Previews of coming attractions


Filed Under General on Mar 24 

I’m sure by now you’ve probably heard the rosy predictions of an economic “recovery” forecast by Team Obama’s overly rosy economic crystal ball. I’m not sure about anyone who considers trillion dollar deficits for as far as the predictors can prophesize to be a sign of recovery – but I’m old fashioned. I consider a trillion dollars to be quite a chunk of change.

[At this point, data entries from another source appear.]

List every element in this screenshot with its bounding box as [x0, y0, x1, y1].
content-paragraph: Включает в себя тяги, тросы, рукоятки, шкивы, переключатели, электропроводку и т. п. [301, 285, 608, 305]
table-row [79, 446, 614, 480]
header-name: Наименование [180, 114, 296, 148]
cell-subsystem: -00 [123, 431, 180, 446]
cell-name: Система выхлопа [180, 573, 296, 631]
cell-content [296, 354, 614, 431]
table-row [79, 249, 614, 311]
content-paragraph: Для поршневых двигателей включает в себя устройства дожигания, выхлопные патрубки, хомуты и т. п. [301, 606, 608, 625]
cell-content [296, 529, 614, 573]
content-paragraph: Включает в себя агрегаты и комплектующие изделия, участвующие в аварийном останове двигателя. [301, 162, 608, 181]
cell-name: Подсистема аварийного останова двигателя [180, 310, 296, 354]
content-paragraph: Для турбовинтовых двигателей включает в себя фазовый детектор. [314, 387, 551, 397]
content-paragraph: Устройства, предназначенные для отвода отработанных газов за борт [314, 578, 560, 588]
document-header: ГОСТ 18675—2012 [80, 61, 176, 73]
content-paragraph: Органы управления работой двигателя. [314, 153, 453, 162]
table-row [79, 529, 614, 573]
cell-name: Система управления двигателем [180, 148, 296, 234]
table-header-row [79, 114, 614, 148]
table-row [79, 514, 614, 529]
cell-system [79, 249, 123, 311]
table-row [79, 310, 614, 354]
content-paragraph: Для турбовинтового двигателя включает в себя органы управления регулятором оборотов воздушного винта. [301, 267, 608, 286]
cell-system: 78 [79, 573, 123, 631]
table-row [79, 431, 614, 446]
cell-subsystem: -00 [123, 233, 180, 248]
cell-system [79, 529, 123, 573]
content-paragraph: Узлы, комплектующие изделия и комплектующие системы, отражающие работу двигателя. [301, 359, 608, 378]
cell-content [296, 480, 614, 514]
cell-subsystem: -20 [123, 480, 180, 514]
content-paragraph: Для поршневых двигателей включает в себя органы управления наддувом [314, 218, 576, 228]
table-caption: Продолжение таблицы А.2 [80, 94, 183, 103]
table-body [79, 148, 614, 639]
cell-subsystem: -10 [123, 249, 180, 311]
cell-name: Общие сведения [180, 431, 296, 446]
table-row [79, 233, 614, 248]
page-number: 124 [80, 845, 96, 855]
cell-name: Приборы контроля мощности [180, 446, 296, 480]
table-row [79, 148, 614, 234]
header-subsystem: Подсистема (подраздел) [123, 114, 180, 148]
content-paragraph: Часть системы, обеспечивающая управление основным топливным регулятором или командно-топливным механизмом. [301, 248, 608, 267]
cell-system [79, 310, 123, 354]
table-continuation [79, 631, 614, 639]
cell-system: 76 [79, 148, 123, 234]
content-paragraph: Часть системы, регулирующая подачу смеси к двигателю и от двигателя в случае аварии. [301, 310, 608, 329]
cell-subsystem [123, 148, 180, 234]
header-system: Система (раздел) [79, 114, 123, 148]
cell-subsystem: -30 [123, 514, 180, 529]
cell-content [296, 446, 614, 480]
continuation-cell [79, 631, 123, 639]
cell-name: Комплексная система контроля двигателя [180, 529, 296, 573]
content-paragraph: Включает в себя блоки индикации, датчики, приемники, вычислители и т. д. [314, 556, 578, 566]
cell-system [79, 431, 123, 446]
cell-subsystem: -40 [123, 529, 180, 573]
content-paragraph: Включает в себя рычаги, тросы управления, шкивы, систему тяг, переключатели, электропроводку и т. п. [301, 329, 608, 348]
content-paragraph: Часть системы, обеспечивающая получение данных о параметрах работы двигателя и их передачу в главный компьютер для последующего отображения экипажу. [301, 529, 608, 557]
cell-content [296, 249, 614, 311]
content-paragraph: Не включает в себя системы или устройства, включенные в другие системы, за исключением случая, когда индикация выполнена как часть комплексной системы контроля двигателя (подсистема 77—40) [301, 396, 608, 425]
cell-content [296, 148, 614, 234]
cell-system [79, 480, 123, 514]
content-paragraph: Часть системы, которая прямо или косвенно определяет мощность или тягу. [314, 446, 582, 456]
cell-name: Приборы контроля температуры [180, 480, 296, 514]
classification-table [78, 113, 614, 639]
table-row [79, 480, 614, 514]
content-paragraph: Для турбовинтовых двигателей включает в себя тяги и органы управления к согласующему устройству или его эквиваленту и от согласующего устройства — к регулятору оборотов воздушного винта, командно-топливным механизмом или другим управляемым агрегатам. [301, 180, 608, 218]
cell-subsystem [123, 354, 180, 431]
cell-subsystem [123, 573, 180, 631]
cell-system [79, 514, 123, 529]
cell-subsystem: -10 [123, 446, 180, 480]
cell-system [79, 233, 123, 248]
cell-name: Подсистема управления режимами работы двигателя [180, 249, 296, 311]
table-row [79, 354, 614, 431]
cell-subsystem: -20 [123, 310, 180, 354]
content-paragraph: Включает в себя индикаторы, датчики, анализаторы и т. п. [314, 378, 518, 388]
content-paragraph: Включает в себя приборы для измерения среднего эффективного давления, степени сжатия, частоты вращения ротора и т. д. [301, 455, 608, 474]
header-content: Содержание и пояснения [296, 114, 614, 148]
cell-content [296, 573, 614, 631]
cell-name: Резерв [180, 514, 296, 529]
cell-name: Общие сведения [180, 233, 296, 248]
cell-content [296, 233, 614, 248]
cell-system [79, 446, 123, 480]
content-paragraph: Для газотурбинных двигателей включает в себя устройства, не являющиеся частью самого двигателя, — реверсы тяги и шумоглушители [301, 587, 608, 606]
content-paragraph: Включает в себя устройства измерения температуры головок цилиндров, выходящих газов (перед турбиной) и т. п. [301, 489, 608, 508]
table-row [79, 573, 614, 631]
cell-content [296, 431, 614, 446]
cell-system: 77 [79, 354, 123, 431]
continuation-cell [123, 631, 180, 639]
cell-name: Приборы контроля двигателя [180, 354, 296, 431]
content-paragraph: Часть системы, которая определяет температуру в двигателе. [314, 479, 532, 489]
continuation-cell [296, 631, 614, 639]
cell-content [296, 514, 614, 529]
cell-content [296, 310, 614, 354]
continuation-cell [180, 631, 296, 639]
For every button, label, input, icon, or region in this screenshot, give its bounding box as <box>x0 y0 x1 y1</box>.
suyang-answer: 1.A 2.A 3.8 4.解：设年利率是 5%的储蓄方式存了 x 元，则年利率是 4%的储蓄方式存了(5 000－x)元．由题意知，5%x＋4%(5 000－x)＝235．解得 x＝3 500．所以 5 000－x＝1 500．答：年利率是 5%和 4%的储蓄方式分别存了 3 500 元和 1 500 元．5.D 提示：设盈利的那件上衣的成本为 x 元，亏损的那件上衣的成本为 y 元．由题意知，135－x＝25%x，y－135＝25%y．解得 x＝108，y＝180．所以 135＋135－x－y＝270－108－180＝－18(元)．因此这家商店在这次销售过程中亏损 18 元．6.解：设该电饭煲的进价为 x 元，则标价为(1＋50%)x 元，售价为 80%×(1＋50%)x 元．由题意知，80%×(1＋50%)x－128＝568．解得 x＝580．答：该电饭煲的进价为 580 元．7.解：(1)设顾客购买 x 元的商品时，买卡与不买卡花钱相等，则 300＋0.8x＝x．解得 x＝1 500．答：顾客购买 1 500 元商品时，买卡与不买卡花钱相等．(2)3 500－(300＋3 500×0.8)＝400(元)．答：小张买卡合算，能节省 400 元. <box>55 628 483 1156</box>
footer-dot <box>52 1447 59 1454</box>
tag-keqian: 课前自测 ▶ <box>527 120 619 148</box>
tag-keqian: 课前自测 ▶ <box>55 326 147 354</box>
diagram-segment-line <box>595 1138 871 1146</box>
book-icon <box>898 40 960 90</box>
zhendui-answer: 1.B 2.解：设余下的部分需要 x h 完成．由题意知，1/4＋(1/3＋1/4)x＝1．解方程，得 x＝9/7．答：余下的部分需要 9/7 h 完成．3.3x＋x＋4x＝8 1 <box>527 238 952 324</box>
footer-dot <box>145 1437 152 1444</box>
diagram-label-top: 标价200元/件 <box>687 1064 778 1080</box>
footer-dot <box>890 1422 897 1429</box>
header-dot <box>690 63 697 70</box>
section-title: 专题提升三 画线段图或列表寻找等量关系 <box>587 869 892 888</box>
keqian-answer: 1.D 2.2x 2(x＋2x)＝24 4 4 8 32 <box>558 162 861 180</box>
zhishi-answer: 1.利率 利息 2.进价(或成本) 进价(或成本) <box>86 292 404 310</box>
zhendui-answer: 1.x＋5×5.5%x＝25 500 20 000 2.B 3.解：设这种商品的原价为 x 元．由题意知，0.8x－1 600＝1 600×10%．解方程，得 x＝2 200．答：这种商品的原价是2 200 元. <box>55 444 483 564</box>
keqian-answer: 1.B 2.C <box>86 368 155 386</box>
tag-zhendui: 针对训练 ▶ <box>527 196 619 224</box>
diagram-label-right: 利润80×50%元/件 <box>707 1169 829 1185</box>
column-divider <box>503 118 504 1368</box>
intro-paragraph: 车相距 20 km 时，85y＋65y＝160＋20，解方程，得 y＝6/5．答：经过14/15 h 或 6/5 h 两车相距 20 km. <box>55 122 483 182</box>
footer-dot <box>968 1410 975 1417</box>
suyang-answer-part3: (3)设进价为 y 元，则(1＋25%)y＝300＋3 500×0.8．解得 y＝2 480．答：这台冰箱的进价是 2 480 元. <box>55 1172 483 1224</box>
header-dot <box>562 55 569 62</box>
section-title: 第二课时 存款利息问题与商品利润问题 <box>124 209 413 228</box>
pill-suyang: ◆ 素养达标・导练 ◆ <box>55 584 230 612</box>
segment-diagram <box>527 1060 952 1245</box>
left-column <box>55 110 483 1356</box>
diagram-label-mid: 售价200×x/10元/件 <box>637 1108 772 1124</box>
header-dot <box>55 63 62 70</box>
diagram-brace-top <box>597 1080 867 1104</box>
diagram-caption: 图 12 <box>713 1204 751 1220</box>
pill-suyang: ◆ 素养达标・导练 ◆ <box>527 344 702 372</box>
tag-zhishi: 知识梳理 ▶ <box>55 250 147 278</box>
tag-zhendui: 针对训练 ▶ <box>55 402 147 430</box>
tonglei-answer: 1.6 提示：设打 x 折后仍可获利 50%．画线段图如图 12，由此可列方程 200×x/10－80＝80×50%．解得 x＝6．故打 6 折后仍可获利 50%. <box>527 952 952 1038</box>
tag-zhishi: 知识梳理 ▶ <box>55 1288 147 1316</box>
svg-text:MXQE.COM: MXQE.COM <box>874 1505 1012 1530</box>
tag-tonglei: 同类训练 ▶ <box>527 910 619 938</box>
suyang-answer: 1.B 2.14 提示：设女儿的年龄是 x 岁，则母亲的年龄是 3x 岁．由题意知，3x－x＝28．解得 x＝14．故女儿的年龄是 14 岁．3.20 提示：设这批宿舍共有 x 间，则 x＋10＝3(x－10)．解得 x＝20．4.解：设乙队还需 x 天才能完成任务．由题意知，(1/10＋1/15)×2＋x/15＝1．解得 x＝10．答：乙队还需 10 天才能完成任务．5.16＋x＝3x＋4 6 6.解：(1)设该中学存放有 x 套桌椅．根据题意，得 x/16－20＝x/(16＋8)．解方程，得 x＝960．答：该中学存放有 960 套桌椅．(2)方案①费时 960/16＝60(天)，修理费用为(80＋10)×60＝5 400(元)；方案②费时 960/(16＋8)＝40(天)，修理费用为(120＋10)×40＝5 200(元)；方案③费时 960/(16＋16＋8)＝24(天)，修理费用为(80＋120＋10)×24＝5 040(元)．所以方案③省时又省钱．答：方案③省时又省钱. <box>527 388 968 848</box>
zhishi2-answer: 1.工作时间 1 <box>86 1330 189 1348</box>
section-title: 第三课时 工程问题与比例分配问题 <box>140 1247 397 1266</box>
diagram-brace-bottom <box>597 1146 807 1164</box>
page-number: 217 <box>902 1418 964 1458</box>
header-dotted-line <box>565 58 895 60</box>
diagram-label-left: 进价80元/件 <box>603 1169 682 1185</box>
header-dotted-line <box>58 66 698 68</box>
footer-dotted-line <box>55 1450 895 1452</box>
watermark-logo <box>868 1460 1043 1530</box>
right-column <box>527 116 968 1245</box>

This nation has never run a trillion dollar deficit. Love him or hate him, W somehow managed to keep his red ink to a measly $163 billion in 2006 and $248 billion in 2007. He took withering political fire for those numbers. Obama proposes $10 trillion in red ink over the next decade and most democrats just consider it a cost of doing business. Chris Matthews’ leg continues to spasm uncontrollably and life goes on.

But I digress.

Obama’s overly rosy economic forecast is based on a prediction that the USA will recover from its current recession and experience a 4% growth rate from 2011-2013. However, as I read through John Steele Gordon’s piece over at Commentary Magazine, I found it interesting that the very plan which promises to bring the USA out of recession includes built in growth killers – mainly the much hyped but little understood “Cap & Trade” proposal – that will do just the opposite. I encourage you to read the whole thing, but here are some of the primary paragraphs worth understanding:

The Obama budget envisions an explosion of economic growth as the country recovers from the current recession—more than four percent a year from 2011 through 2013. This will supposedly be sufficient to halve the $1.75 trillion deficit it projects for 2009. But there is something off here. Many of the policies Obama and his team are pursuing, cap-and-trade being the most obvious, are likely to interfere with growth in exactly the sectors in which the United States will need it. If the goal is growth, as it should be, the role of government should be to determine ways in which its conduct can fuel that growth. And that is precisely what Obama is not doing.

The cap-and-trade tax will inescapably and adversely impact the economic recovery and future growth rates. If passed, it will act on the economy as a whole exactly the way a governor acts on a steam engine, increasingly resisting any increase in revolutions per minute. With the supply of licenses to emit carbon dioxide fixed, the price of the permits will inevitably rise as economic activity picks up. That means that any increase in overall demand will increase the price of energy, and thus, in a feedback loop, nearly everything else. That will damp down demand. The more the economy tries to speed up, the more the carbon tax will work to prevent it from doing so.

Think about trying to drive your car with the accelerator floored while your brakes are set. You’ll end up making a lot of noise, wearing through a set of tires and probably burning out your engine in addition to ruining a set of brakes. You’ll spend a lot of money and not get very far.

Never the less, this will no doubt be Obama’s primary message tonight during his prime-time media blitz this evening. I predict a lot of style and very little substance. By my count Obama took thirteen questions during his last foray with the White House Press Corps. Most of the questions were softballs with one A-Rod query thrown in. I’d love to see someone throw a few hardballs at him about just how cap and trade will stimulate the economy. That said, I’m not holding my breath.